The term cloud computing is connected not only with the way the data are being stored but is also a cornerstone on which the modern digital ecosystem depends. Data is the new oil, as some would say. Less enthusiastic persons would rather call data a new type of asbestos.
While we cannot preempt who is right, we have to agree that there is no technological independence without data sovereignty. Using colloquial language, data are feeding digital services of all kinds, from virtual maps, through social media platforms, up to the most complex artificial intelligence solutions.
For this reason, data storage is also an important part of the EU data protection and digital market frameworks. CEE countries are aware of it too.
In 2018, two state-owned Polish companies set up a project called the State Cloud which meant to provide cloud computing services for the Polish market, with ambitions to enlarge the scale in the whole CEE region. It is a reasonable solution but it ended up with US-based companies Microsoft and Google being the main operators of the system.
While there is a chance to limit the influence of other states in CEE, it seems to be impossible to remain sovereign from monopolistic US technology companies. To reduce the dependence of European entities on American or Chinese providers of cloud computing services France, Germany and multiple EU companies have set up the project Gaia-x which is supposed to be a part of the EU striving to achieve its technological sovereignty.
Rather sooner than later, regional initiatives will integrate with this or similar projects.
Whether it is individual European studies, regions as the V4 or initiatives like the Three Seas, all of these are just too weak to compete with big players on the global market. If they do not choose to act arm in arm with the EU, they are condemned to be influenced by China or even the United States.

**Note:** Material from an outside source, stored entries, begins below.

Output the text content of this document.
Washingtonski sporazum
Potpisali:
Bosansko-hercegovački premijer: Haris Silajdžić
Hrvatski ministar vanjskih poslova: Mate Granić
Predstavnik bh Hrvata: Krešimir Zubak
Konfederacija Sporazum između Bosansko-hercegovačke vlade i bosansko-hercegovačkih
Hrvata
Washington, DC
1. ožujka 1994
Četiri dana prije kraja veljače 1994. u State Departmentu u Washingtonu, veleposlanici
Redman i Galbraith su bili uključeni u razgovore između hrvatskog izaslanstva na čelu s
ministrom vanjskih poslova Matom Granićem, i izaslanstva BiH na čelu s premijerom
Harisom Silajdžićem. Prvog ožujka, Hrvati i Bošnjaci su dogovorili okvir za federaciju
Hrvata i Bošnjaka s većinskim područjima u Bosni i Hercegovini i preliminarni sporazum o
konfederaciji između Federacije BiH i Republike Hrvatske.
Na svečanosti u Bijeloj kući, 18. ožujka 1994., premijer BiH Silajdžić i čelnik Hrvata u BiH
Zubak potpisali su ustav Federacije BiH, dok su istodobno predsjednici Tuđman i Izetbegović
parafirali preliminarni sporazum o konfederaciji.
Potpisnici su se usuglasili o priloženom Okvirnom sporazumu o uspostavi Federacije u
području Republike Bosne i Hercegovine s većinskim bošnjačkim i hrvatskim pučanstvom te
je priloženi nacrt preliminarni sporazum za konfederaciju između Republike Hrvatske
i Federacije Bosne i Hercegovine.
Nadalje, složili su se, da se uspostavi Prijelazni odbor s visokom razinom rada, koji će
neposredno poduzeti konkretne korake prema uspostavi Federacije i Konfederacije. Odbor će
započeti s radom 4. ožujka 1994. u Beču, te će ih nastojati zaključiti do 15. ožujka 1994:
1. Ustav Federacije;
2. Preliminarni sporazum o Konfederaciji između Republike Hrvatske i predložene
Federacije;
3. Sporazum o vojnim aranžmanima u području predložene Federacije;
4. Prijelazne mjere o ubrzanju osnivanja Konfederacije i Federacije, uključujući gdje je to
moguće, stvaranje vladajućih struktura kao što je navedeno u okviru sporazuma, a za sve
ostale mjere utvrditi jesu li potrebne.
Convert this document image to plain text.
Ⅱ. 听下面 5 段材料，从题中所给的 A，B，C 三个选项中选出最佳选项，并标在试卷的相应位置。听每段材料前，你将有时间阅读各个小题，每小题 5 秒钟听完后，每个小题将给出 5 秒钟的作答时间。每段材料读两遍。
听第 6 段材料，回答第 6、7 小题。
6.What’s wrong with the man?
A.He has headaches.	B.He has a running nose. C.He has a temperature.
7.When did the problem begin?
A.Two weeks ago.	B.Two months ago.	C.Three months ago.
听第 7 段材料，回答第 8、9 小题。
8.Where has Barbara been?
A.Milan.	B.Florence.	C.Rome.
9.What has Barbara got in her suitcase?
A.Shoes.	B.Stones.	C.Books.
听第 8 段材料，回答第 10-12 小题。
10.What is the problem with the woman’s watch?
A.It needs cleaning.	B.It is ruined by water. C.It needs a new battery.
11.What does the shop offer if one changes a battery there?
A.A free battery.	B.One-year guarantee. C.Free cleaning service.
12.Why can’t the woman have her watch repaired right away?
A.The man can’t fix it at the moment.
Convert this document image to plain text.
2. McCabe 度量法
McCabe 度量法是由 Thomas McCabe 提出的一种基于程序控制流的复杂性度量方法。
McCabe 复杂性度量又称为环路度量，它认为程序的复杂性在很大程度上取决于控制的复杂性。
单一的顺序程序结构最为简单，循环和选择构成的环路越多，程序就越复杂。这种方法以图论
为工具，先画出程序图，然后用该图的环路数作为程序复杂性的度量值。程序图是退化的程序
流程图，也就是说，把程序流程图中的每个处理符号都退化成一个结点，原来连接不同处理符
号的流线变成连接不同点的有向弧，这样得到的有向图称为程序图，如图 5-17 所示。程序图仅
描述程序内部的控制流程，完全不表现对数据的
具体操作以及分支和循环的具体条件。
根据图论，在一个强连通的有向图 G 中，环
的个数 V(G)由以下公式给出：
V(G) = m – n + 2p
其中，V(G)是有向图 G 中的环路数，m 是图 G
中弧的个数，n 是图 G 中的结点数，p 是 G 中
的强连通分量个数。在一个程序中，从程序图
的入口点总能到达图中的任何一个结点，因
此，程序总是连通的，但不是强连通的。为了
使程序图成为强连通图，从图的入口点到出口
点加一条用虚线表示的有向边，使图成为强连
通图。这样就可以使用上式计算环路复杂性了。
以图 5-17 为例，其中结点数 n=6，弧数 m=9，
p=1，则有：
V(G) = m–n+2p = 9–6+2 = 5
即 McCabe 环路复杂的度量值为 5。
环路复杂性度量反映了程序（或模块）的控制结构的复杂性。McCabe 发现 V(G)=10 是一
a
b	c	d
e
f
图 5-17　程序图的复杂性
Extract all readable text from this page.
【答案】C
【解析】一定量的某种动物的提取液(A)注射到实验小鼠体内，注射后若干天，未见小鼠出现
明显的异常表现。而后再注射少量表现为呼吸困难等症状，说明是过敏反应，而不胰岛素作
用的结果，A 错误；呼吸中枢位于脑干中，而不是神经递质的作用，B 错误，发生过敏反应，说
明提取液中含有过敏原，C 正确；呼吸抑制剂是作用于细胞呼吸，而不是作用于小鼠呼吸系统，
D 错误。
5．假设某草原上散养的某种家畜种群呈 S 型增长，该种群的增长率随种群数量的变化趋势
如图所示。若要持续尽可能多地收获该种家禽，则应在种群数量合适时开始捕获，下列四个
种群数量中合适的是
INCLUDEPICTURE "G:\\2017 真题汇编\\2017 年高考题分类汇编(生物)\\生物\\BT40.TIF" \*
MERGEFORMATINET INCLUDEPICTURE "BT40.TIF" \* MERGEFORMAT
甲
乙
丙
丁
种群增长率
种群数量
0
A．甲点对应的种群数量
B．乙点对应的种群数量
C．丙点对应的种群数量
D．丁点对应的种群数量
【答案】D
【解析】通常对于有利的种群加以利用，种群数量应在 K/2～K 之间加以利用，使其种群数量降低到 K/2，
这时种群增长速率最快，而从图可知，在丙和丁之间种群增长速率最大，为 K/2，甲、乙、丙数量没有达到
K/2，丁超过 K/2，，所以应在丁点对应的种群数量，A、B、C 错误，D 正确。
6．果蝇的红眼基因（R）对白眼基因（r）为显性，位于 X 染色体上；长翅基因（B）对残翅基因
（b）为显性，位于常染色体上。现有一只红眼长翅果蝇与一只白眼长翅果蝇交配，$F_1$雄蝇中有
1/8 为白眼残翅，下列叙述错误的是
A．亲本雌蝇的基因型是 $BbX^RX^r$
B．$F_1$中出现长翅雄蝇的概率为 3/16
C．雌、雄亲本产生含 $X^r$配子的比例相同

The only way to achieve a reasonable level of digital sovereignty (as European nations) is to achieve this within the EU. However, with all ambitions of illiberal and liberal democracies across Europe, it will not be easy.
There is a lot of truth in Virginia Tech Professor Mariusz Orłowski’s bitter observation that “In the global technological race, Europe is ‘blocked’ by the fragmentation into nation-states – the European Union seems to be an assemblage of states vying ever more clearly for their narrow national interests.”
Apart from Viktor Orbán keeping his eyes on China, an excellent but daunting example is the approach taken by the Polish government: it objected to a reference to gender equality in the Council presidency conclusions on how to guarantee that artificial intelligence complies with the EU’s Charter of Fundamental Rights.
The big part of the EU’s sovereignty lies in its values, which are also the foundation of all its digital policies on personal data protection, a human-centric approach in AI or anti-trust policies to crush the biggest technological companies’ overwhelming powers.
At the same time, the ‘old EU’ seems to see our region as an American Trojan horse and treat it with caution and look at them with a sense of superiority.
The CEE countries have an important role in building European digital sovereignty, and it should be probably more appreciated by the EU institutions and countries such as Germany and France in this regard. If both sides have an appetite for technological independence, there is no other way but to sit and negotiate at the same table.
As M. Bauer and F. Erixon wrote in the above-cited piece, “it is critical for Europe’s ability to shape its own technological future that European policy-makers cooperate with others.”
If this effort will be awarded is an entirely different discussion and depends on the EU’s capacity to regulate its market and build a synergic European digital ecosystem.